A subdivision of ACIDEMIC

Monday, September 30, 2013

Demonic Soundtracks from Beyond the Grave - A Spotify Mix to Creep out the very fall itself


Fall, and its bite-size candy trick-or-treat assortments, pumpkin guts still on your fingers,
the slowly spiraling colored dry leaves, the darkness and the chill each
with its own rooted black wet shiver,
the crisp new school year already darkening into sinister homework maze; girls and/or guys gone wild... with other people, you left alone
with the Hardy Boys inside Smuggler's Coven,
but then the movies, that autumnal chill in the creeping tick-tockable momentum of HALLOWEEN, PHANTASM, SUSPIRIA, PHENOMENA,
they're coming to get you Barbara,

but then they leave without you,
curled under the watchful eye of your dozing big daddy, the heater coming on for the first time since May with the smell of mold and mop handle incense.
mom in the kitchen, the safety of her presence without the meddling,
and then when they dress and leave for bridge... you're all alone
and barely old enough to be without a babysitter. Powerless, even with a butcher knife in your side pocket
And the chill in the leaf-swirling wind settles into your bones
like a personal threat.

I feel it all whenever I hear one of those great horror soundtracks from the 70s-80s, the time when simplicity and synthesizers and eerie time signatures left an uncanny mark that no amount of Williams, Goldsmith, Shore, or Elfman-style orchestral themes could or will ever match. Less is more and the more instruments and elocution you stuff the music with the less we care. We're not idiots. Imagine HALLOWEEN if scored by John Williams. Yiick!



Yeah, he got lucky with JAWS, which is mainly a rip of the rip of Les Baxter's MASQUE OF THE RED DEATH 'initiation ceremony / shamanic dream' ritual music which itself is lifted from Stravinsky's Rite of Spring. But then, all you need to hear is that ridiculous jaunty pirate music when the boys go out on the Orca to know that shark cue was a bleedin' fluke. Less is more: Goblin, John Carpenter, Ennio Morricone, Tangerine Dream, Popol Vuh, and of course the ones that started it all, the creepy sing-song theme of ROSEMARY'S BABY and the moody keyboards of "Tubular Bells."


And a special shout out to the groups/composers Zombi and Umberto, who make music for 70s-80s movies that never existed! They use the Italian / American drive-in synth score format as a jumping off point, into the dark spooky heart of the creepiness that is the fall we love, remember, and chill to, so come along, or you might get left behind... in the dark!

Wednesday, September 4, 2013

OVER THE EDGE sountrack (1979) + Other Anthems of Middle School late 70s (Spotify Mix)

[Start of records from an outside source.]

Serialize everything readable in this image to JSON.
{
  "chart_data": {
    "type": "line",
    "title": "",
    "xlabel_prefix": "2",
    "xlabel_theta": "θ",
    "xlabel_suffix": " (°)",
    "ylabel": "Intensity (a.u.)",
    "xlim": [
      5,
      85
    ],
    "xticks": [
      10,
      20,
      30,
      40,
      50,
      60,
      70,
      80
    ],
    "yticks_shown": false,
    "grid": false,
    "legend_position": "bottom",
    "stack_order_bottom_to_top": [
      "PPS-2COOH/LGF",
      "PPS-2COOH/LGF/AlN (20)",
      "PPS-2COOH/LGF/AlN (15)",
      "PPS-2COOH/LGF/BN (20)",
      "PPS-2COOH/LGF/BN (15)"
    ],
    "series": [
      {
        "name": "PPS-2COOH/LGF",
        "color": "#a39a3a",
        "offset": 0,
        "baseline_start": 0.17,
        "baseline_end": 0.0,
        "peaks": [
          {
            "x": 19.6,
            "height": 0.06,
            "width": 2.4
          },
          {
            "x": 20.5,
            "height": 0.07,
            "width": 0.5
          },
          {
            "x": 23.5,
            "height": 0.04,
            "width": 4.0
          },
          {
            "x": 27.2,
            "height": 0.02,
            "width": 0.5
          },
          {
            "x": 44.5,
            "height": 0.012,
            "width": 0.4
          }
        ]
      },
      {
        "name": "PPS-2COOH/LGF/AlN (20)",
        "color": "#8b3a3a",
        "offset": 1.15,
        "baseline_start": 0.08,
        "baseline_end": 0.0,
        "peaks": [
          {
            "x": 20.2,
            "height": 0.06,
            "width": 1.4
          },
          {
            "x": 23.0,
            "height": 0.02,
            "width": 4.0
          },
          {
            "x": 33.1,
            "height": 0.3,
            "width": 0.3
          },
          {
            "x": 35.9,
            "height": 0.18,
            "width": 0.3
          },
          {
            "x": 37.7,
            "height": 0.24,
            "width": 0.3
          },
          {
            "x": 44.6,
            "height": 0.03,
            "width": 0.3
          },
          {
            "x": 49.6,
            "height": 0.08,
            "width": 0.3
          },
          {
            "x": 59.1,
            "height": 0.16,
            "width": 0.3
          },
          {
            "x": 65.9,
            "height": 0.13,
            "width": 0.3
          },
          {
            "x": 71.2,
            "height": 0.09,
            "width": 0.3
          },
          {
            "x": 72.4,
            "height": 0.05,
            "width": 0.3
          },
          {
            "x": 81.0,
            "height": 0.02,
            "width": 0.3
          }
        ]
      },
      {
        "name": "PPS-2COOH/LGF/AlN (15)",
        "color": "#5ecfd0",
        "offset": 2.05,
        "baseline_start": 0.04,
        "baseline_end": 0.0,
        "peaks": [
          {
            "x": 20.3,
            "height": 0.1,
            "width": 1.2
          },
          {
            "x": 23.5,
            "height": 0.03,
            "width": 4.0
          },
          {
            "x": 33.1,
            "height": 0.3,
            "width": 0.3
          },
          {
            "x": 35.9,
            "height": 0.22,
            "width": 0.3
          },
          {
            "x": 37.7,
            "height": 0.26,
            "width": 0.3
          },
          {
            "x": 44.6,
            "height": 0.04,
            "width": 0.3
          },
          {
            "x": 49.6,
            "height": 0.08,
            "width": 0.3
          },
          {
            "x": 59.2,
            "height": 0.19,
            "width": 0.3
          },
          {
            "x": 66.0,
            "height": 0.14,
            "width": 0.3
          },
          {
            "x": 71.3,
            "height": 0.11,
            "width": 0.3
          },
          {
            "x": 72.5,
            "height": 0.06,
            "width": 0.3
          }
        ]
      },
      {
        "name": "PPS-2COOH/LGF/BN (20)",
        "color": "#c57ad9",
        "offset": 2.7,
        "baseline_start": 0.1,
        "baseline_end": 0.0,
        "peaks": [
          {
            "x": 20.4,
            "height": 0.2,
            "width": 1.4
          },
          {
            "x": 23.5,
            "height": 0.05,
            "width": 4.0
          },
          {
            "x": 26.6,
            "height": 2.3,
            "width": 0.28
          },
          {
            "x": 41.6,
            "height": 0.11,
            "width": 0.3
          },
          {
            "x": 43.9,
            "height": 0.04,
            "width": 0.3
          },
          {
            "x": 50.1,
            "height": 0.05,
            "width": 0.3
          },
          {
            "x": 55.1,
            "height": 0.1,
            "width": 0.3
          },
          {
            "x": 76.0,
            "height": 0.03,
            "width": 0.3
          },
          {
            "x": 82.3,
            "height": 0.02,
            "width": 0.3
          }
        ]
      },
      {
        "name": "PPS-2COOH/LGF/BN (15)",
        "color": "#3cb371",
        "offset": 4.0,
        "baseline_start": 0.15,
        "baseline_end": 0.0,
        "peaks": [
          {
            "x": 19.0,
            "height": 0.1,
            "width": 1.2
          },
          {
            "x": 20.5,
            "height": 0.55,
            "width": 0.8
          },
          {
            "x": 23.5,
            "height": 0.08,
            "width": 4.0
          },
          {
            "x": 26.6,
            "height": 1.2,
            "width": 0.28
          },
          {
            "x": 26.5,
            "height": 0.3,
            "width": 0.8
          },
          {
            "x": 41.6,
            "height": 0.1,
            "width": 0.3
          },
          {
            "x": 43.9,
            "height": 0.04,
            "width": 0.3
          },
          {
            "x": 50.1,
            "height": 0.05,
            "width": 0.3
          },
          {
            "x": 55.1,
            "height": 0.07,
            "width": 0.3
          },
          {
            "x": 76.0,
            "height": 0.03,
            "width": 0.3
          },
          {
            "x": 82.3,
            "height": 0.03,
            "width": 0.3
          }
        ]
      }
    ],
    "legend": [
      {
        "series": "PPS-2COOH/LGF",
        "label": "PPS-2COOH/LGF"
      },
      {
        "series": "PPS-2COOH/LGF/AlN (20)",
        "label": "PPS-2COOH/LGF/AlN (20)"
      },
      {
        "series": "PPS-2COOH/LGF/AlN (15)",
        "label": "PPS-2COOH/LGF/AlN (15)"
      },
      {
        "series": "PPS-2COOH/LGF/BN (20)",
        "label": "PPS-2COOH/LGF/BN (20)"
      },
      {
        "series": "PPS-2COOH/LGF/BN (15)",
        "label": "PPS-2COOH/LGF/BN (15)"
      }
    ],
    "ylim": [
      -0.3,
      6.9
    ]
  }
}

Someone had to do make one - there was a soundtrack for ahwile on vinyl, but you knew that. And nothing on Spotify, so here it is. I cobbled the original songs in the order I remember them, and put on some songs that either could, should, or would have been on there, as they were/are a part of my life in one way or the other, and from the approx. same time and capture the same theme of wild rebellion.


If you have Spotify or something like it - enjoy whilst kicking back with a lil' hash, a 1.75 of Old Crow, some acid, and a brick to throw through the school window. If not, well, you can read my handy rant on this, the greatest youth film of all time aside from Dazed and Confused. Think of it as Dazed's little brother, who never got the chances to be crazy provided the Dazed crew.



Man oh man. Some day....
 In AA there's a saying "If you want to make God laugh, tell him your plans." The ultimate factor that destroys New Grenada is the refusal of the parents to admit that the base of their pyramid will probably not widen, and that their kids aren't going to just stop growing just because the town isn't. Kids can't slow their maturation to suit your dowdy suburban growth schedule! Nowadays kids don't blow up their schools and the result is micro-managing parents breathing down their necks and ransacking their sock drawers at will. But today's kids are fighting back, finally. It's Wall Street they're going after now... where the money from Middle America flows and drops like a giant Coinstar. I watch these protesters on the news and for the first time in awhile I have hope. One day, we'll walk in the rays of a beautiful sun, but first, I guess, the darkness... like homework, must be endured. Give the darkness to Claude, let him smoke it; Matt Dillon, go on and create modern indie junkie comovage cinema with Gus Van and Francis Ford. Motorcycle Boy, YOU Live! We... we belong dead. We will go now, into the beyond. Never before has a bus ride to juvenile hall seemed like such a triumph, a march into Valhalla, on the rays of a beautiful sun, one day, when the world is much righter.